An Aon news release said that the consulting firm estimated that only 5% of UK pension plans are fully funded compared to 20% of US pension plans for year-end 2004 based on company annual reports.
On average, the pension plan deficit of a US company represents around two months worth of pre-tax profits, compared to seven months of pre-tax profits for the average UK company, according to the report. Not only that, but about one in four UK firms have pension plans with a deficit representing over 24 months worth of profits, putting a significant strain on profitability, while less than 5% of US companies are in a similar position.
Aon found that US pension plans were 91% funded based on FAS87 assumptions at the end of 2004, which compares with 85% funded for UK companies based on FRS17 assumptions, for the same period ( see footnote below ). One of the main reasons why US pension plans are better funded is because US companies have put in cash contributions of over 10% of plan assets over the last two years ($90 billion), compared with only 7% for UK companies (25 billion pounds sterling).
Contributions to UK pension plans have doubled over recent years. However, this increase in contributions has been insufficient to compensate for a combination of falling bond yields, increasing life expectancy and poor equity performance, Aon said.
Commenting on the analysis Andrew Claringbold of Aon Consulting in the UK said, “The fall in bond yields has had more of an impact in the UK than in the US. This is because benefits for most leavers and retirees in the UK have to be increased each year in line with the retail price index. Therefore, the amount of money required in the pension plan to meet these benefits is more susceptible to longer-term interest rates. This is not a standard pension requirement in the US.
“Even though most large US plans are well funded, a significant number have recently looked to address funding concerns by making contributions well in excess of their minimum required contribution levels, increasing the funded status both of those specific plans, and of the group as a whole,” Brad Klinck of Aon Consulting in the US, said in the news release.
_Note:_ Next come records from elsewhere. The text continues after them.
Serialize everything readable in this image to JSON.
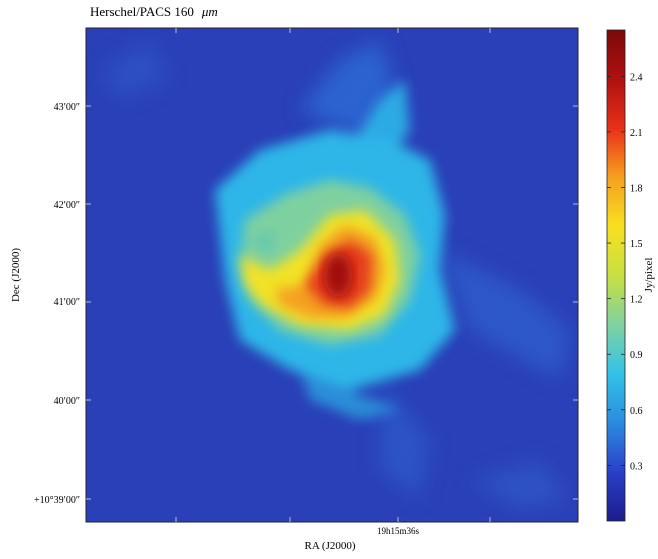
{
  "figure": {
    "title": "Herschel/PACS 160",
    "title_unit": "μm",
    "xlabel": "RA (J2000)",
    "ylabel": "Dec (J2000)",
    "x_ticks": [
      {
        "label": "19h15m36s"
      }
    ],
    "y_ticks": [
      {
        "label": "+10°39′00″"
      },
      {
        "label": "40′00″"
      },
      {
        "label": "41′00″"
      },
      {
        "label": "42′00″"
      },
      {
        "label": "43′00″"
      }
    ],
    "colorbar": {
      "label": "Jy/pixel",
      "min": 0.0,
      "max": 2.65,
      "ticks": [
        "0.3",
        "0.6",
        "0.9",
        "1.2",
        "1.5",
        "1.8",
        "2.1",
        "2.4"
      ],
      "colors": [
        "#1c1c8c",
        "#2a40c8",
        "#2b8be0",
        "#32c2e8",
        "#7fd2a0",
        "#c8e040",
        "#f7e020",
        "#f6a020",
        "#e83018",
        "#b01010",
        "#7a0a0a"
      ]
    },
    "image": {
      "background_color": "#2a40b8",
      "peak_color": "#a01010"
    }
  }
}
NOTE REGARDING SURVEY DATA FROM THE PRESS RELEASE: The Aon Consulting research compares pension information data for US companies (using FAS87 accounting rules) with similar data for UK companies (using FRS17 accounting rules). Assets are measured on a market value basis in both countries. While FAS 87 allows the use of a “smoothed” asset value for purposes of calculating the annual pension expense, we used market value in all calculations. Liabilities are measured using the projected unit credit method with a discount rate based on current high-quality corporate bonds in both countries. Therefore, in theory the liabilities are comparable between the countries.